The probability is pretty high that our next bishop is already a member of the episcopate, since every bishop from Perez all the way back to Schrembs in 1921 was either a bishop or an auxiliary bishop prior to his appointment in Cleveland. Of that list of seven, two – Pilla and Issenmann – were already attached to Cleveland as auxiliary and coadjutor respectively. In the case of Issenmann, because he was coadjutor he was already given the right to succession and so became bishop upon the death of Archbishop Hoban in September of 1966.
Cleveland has never been an archdiocese, having always been under the jurisdiction of the Metropolitan Archdiocese of Cincinnati since its founding in 1847, but Edward Hoban was appointed and granted the personal title of Archbishop in 1951. This was the same title afforded to his predecessor Archbishop Schrembs in 1939.
If we look to lineage, there is a relative certainty that the successor to Bishop Perez will be able to trace his episcopal line back to John Carroll, the first American bishop and founding ordinary of the Archdiocese of Baltimore, as well as the namesake for our local Jesuit university. All but four of the previous eleven can trace their lineage through Carroll, and all three Europeans are linked with the famous Jesuit. Ironically, Bishop Pilla is a graduate of John Carroll University, yet his line does not pass through John Carroll. Instead it passes through Bishop Hickey, who ordained Pilla as Cleveland’s auxiliary in 1979 and through Cardinal Dearden of Detroit, himself a priest of the Diocese of Cleveland.
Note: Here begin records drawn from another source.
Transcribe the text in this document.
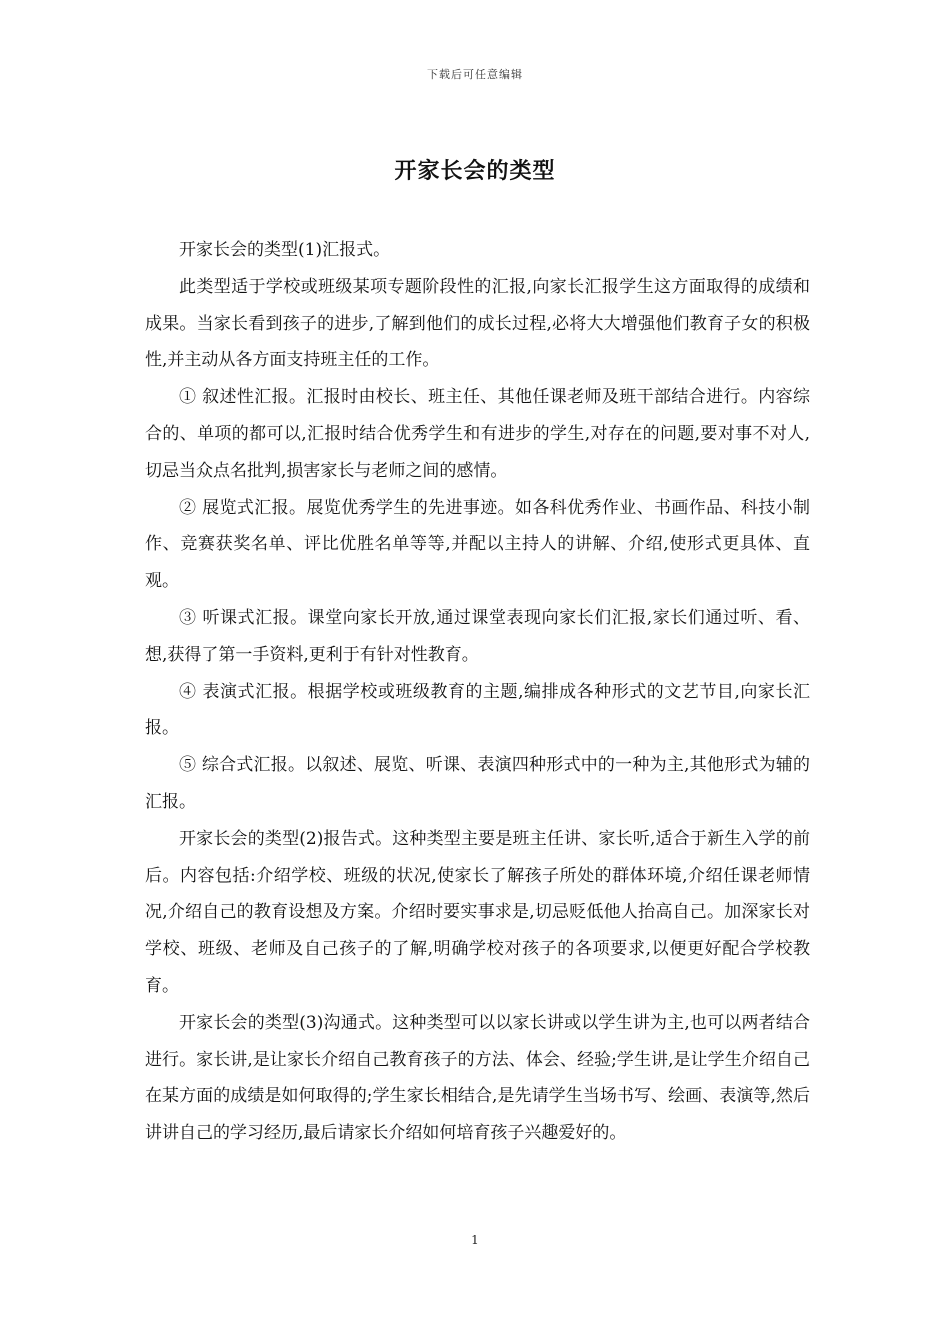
下载后可任意编辑
开家长会的类型

开家长会的类型(1)汇报式。

此类型适于学校或班级某项专题阶段性的汇报,向家长汇报学生这方面取得的成绩和成果。当家长看到孩子的进步,了解到他们的成长过程,必将大大增强他们教育子女的积极性,并主动从各方面支持班主任的工作。

① 叙述性汇报。汇报时由校长、班主任、其他任课老师及班干部结合进行。内容综合的、单项的都可以,汇报时结合优秀学生和有进步的学生,对存在的问题,要对事不对人,切忌当众点名批判,损害家长与老师之间的感情。

② 展览式汇报。展览优秀学生的先进事迹。如各科优秀作业、书画作品、科技小制作、竞赛获奖名单、评比优胜名单等等,并配以主持人的讲解、介绍,使形式更具体、直观。

③ 听课式汇报。课堂向家长开放,通过课堂表现向家长们汇报,家长们通过听、看、想,获得了第一手资料,更利于有针对性教育。

④ 表演式汇报。根据学校或班级教育的主题,编排成各种形式的文艺节目,向家长汇报。

⑤ 综合式汇报。以叙述、展览、听课、表演四种形式中的一种为主,其他形式为辅的汇报。

开家长会的类型(2)报告式。这种类型主要是班主任讲、家长听,适合于新生入学的前后。内容包括:介绍学校、班级的状况,使家长了解孩子所处的群体环境,介绍任课老师情况,介绍自己的教育设想及方案。介绍时要实事求是,切忌贬低他人抬高自己。加深家长对学校、班级、老师及自己孩子的了解,明确学校对孩子的各项要求,以便更好配合学校教育。

开家长会的类型(3)沟通式。这种类型可以以家长讲或以学生讲为主,也可以两者结合进行。家长讲,是让家长介绍自己教育孩子的方法、体会、经验;学生讲,是让学生介绍自己在某方面的成绩是如何取得的;学生家长相结合,是先请学生当场书写、绘画、表演等,然后讲讲自己的学习经历,最后请家长介绍如何培育孩子兴趣爱好的。

1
So, if history serves as an indicator of what to expect, we should check the lists of auxiliary bishops from around the country who hail from the Midwest and can trace their lineage to Archbishop John Carroll. But no matter who he is or what his background might be, let us pray that he is appointed and installed in less time than the nineteen months it took for Rome to give us Bishop Gilmour after the health-related resignation of Bishop Rappe. Yet, in retrospect we have to admit that it was worth the wait, for another more hasty choice might not have seen the wisdom in inviting Jesuits from Buffalo to the warmer climes of Cleveland in order to found that rather important academic institution known as St. Ignatius College.